実は年末に主治医と話し合って、試験的にリタリンを減らして様子を観察しているのだ。

昇平がADHDの治療薬リタリンの服用を始めたのは、4才4か月のとき。たいていは適量が見つかるまで調整期間が必要になるのだが、彼の場合は最初の処方でうまく決まり、一日15mgの量を朝昼2回に分けて服用するようになった。リタリンは土日や長期休暇には休薬することも多いのだが、様子を観察するうちに昇平には合わないと感じられたので、休薬日も設けなくなった。
以来5年間、昇平はリタリンを飲み続けている。処方量もずっと同じだが、体がどんどん成長しているのに量が変わらないということは、相対的に減ってきていることになるのかもしれない。彼はリタリンに耐性ができにくい体質だったようで、飲み続けていても効き目が落ちてこないのも幸いだった。

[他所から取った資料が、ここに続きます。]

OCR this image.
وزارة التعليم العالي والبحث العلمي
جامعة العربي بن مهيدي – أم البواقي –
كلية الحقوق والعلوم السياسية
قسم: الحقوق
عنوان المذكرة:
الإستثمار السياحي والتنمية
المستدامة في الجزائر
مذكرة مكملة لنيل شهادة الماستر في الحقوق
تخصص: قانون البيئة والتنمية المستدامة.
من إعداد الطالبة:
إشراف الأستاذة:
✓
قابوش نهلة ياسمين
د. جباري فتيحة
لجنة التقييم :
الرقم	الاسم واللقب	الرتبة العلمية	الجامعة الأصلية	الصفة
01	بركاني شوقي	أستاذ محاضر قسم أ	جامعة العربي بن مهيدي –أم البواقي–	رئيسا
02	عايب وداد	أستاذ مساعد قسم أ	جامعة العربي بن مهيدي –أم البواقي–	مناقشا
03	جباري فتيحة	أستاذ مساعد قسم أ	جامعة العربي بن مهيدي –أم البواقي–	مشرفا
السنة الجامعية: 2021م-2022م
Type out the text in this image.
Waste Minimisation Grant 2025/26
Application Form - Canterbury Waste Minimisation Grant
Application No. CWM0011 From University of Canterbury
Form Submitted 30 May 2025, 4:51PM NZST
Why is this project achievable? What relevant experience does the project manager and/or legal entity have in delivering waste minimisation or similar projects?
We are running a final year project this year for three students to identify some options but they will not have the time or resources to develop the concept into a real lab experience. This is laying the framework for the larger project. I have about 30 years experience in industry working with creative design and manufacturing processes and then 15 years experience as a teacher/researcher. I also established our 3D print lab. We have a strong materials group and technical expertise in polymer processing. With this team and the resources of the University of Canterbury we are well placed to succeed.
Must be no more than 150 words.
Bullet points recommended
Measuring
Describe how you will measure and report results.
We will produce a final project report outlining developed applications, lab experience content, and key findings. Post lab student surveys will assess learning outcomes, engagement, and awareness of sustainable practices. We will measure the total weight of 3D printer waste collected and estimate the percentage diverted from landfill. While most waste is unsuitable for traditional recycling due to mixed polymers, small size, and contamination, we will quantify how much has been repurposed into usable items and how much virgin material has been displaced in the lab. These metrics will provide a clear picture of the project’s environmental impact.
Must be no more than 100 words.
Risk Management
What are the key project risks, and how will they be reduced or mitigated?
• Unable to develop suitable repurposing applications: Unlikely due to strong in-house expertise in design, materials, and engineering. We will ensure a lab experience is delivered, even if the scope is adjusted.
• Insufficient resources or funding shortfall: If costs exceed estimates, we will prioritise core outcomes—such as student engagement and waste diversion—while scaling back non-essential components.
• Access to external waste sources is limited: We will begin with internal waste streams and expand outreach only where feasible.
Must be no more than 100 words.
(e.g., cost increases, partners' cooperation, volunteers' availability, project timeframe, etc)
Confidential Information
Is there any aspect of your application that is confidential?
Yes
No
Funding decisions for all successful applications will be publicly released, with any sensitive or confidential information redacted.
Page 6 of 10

そうするうちに、日記でもご承知の通り、昇平はずいぶん成長して行動も落ちつき、いろいろなことが分かるようになってきた。夜になってリタリンが切れても、以前のように大きく行動が変化することはなくなった。確かに日中よりは落ちつきなくなるが、「なんだか落ちつかないみたいだねぇ」と声をかけると、「ぼく、落ちつくよ」と返事をして、椅子に座る、走り回らずに歩く等の行動を見せるようになった。自分の行動を自分でコントロールしようとする意志が育ってきているのだ。
話しかけたときの反応や受け答えのしかたも、ずいぶんしっかりしてきた。物事の理解も良くなってきて、「これはどういうことかな?」と自分なりに考えたり質問したりすることも増えている。
こういう状態を受けて、主治医から「リタリンを減らせるかどうか観察してみましょう」という話が出てきたのだ。「お母さんの判断で、2/3とか1/2に減らしてみていいですよ」と。
時期は冬休み中。学校で問題やトラブルが起こらないと読んでの話だったのだが、それだけの判断を親である私に任せてもらって、嬉しいような、ちょっと緊張するような気持ちがした。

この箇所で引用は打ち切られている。